I am working with hibernate 2.1 and am having an issue with successfully rolling back objects generated identifier values when a transaction rolls back.
I should mention that our system uses "short-lived/fleeting" sessions, only performing work within a transaction when abosolutely neccessary.
I will explain what my goal is at a high level first.
Our system has several points at which it validates the state of persisted objects. One of those points, which we call "Save" began causing us grief when it came to reusing objects (that are maintained using a wizard on the client) that failed validation in this "Save" step.
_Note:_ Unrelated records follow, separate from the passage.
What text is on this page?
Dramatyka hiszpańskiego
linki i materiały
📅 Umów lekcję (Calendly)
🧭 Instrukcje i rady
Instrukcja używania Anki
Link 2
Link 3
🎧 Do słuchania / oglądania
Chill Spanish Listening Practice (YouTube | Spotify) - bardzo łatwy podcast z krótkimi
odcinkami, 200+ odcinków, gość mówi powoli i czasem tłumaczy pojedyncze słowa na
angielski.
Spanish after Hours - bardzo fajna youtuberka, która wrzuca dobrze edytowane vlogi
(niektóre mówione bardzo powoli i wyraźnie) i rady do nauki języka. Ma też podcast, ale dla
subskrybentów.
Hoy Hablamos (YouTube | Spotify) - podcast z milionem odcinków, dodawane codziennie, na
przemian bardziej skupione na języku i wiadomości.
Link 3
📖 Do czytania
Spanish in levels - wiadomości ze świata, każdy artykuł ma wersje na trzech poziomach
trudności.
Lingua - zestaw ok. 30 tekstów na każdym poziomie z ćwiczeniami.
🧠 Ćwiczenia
So we have an object that has some invalid state that we do not want to persist to the store, but we are already inside our transaction. When the system finds this object is invalid, it throws a runtime exception that is gracefully handled, and the transaction is rolled back. As mentioned, our original problem was that any objects saved within the transaction so far will retain their generated ids and concurrency values (which is not correct). Unfortunately hibernate leaves the rolling back of these values to the developer, which wasn't too much hassle to implement.
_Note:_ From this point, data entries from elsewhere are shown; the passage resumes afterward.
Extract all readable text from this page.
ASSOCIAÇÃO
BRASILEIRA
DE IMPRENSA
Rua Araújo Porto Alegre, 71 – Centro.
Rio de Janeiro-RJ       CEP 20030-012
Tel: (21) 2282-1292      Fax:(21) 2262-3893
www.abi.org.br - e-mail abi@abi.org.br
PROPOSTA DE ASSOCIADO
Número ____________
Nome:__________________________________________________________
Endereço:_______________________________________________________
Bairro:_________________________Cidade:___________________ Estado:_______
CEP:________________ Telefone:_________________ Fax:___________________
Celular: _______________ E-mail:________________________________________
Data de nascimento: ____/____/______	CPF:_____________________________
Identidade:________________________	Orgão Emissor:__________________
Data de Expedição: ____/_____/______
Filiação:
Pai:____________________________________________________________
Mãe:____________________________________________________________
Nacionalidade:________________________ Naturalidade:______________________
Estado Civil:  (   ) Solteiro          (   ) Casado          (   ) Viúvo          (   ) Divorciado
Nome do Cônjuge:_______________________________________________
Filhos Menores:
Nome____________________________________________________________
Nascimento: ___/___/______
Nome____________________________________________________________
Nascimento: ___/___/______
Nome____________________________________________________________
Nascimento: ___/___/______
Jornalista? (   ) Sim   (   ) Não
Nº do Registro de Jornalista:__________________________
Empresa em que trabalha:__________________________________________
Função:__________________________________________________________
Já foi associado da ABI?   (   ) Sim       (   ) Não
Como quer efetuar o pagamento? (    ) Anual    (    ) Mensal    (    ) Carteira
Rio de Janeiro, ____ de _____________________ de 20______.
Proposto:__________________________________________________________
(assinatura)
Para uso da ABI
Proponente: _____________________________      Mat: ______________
Everything seems to work correctly in our codebase up until a certain point. One of the objects that is to be flushed is a newly created object, and therefore will have a identifier value of null initially. It has several one-to-many collections mapped.
The transaction rolls back, and our system reassigns all the objects identifier values and concurrency values to a snapshot taken before the save was attempted. From debugging, I can see all of the objects are in a state which we want them after the rollback. When the incorrect data is reentered correctly by the user, and the system attempts to save the objects again (this time using identifier values taken prior to the first save), hibernate is throwing the following exception.
Code:
Caused by: net.sf.hibernate.HibernateException: Don't dereferemce a collection with cascade="all-delete-orphan": com.initech.core.Order.orderItems
at net.sf.hibernate.impl.SessionImpl.prepareCollectionForUpdate(SessionImpl.java:3002)
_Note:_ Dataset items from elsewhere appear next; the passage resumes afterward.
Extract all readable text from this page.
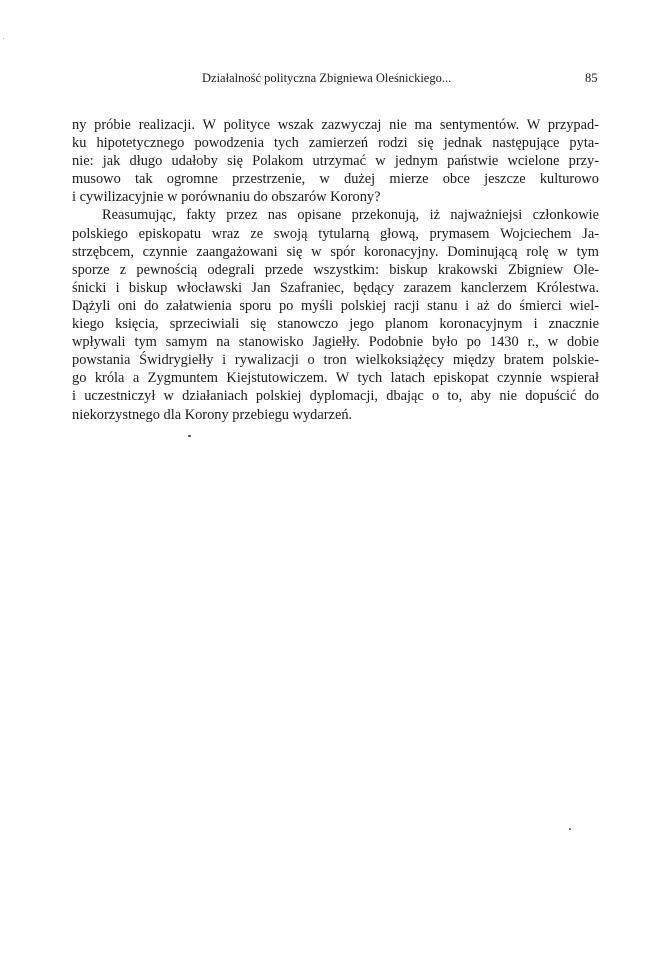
Działalność polityczna Zbigniewa Oleśnickiego...	85
ny próbie realizacji. W polityce wszak zazwyczaj nie ma sentymentów. W przypad-
ku hipotetycznego powodzenia tych zamierzeń rodzi się jednak następujące pyta-
nie: jak długo udałoby się Polakom utrzymać w jednym państwie wcielone przy-
musowo tak ogromne przestrzenie, w dużej mierze obce jeszcze kulturowo
i cywilizacyjnie w porównaniu do obszarów Korony?
Reasumując, fakty przez nas opisane przekonują, iż najważniejsi członkowie
polskiego episkopatu wraz ze swoją tytularną głową, prymasem Wojciechem Ja-
strzębcem, czynnie zaangażowani się w spór koronacyjny. Dominującą rolę w tym
sporze z pewnością odegrali przede wszystkim: biskup krakowski Zbigniew Ole-
śnicki i biskup włocławski Jan Szafraniec, będący zarazem kanclerzem Królestwa.
Dążyli oni do załatwienia sporu po myśli polskiej racji stanu i aż do śmierci wiel-
kiego księcia, sprzeciwiali się stanowczo jego planom koronacyjnym i znacznie
wpływali tym samym na stanowisko Jagiełły. Podobnie było po 1430 r., w dobie
powstania Świdrygiełły i rywalizacji o tron wielkoksiążęcy między bratem polskie-
go króla a Zygmuntem Kiejstutowiczem. W tych latach episkopat czynnie wspierał
i uczestniczył w działaniach polskiej dyplomacji, dbając o to, aby nie dopuścić do
niekorzystnego dla Korony przebiegu wydarzeń.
at net.sf.hibernate.impl.SessionImpl.updateReachableCollection(SessionImpl.java:2939)
at net.sf.hibernate.impl.FlushVisitor.processCollection(FlushVisitor.java:32)
at net.sf.hibernate.impl.AbstractVisitor.processValue(AbstractVisitor.java:69)
at net.sf.hibernate.impl.AbstractVisitor.processValues(AbstractVisitor.java:36)
at net.sf.hibernate.impl.SessionImpl.flushEntity(SessionImpl.java:2637)
at net.sf.hibernate.impl.SessionImpl.flushEntities(SessionImpl.java:2503)
at net.sf.hibernate.impl.SessionImpl.flushEverything(SessionImpl.java:2298)
at net.sf.hibernate.impl.SessionImpl.autoFlushIfRequired(SessionImpl.java:1821)
at net.sf.hibernate.impl.SessionImpl.getQueries(SessionImpl.java:1578)
at net.sf.hibernate.impl.SessionImpl.find(SessionImpl.java:1543)
at net.sf.hibernate.impl.QueryImpl.list(QueryImpl.java:49)
at au.com.essential.mansys.bl.LimitedQueryCallback.executeQuery(AbstractSpringHibernateDao.java:1303)
at au.com.essential.mansys.bl.LimitedNamedQueryCallback.doInHibernate(AbstractSpringHibernateDao.java:1315)
at org.springframework.orm.hibernate.HibernateTemplate.execute(HibernateTemplate.java:312)
... 50 more
Looking at the source, and attaching and debugging it I can see that hibernate is attempting to prepare flushing the one-to-many mapped collection (which incidentally contains no objects).
Code:
if ( entry.loadedPersister!=null || entry.currentPersister!=null ) { // it is or was referenced _somewhere_
if (
entry.loadedPersister!=entry.currentPersister || // if either its role changed,
!entry.currentPersister.getKeyType().equals(entry.loadedKey, entry.currentKey) // or its key changed (for nested collections)
) {
// do a check
if (
entry.loadedPersister!=null &&
entry.currentPersister!=null &&
entry.loadedPersister.hasOrphanDelete()
) {
throw new HibernateException("Don't dereferemce a collection with cascade=\"all-delete-orphan\": " + coll.getCollectionSnapshot().getRole());
}
The exception is getting thrown at the bottom of the source above, it seems because the entry.loadedKey value is different from the entry.currentKey value. I am unsure as to how I can work around this requirement that those two values are equal. Another strange thing is that the loadedKey value is the next identifier value from the sequence in the table, and the currentKey value is the one after that.
It seems here that hibernates inner workings (the second level cache maybe) are remembering the previously assigned and generated identifier value and the snapshot isnt getting pushed down deep enought for the comparison to return true.
Does anyone know what could be happening here?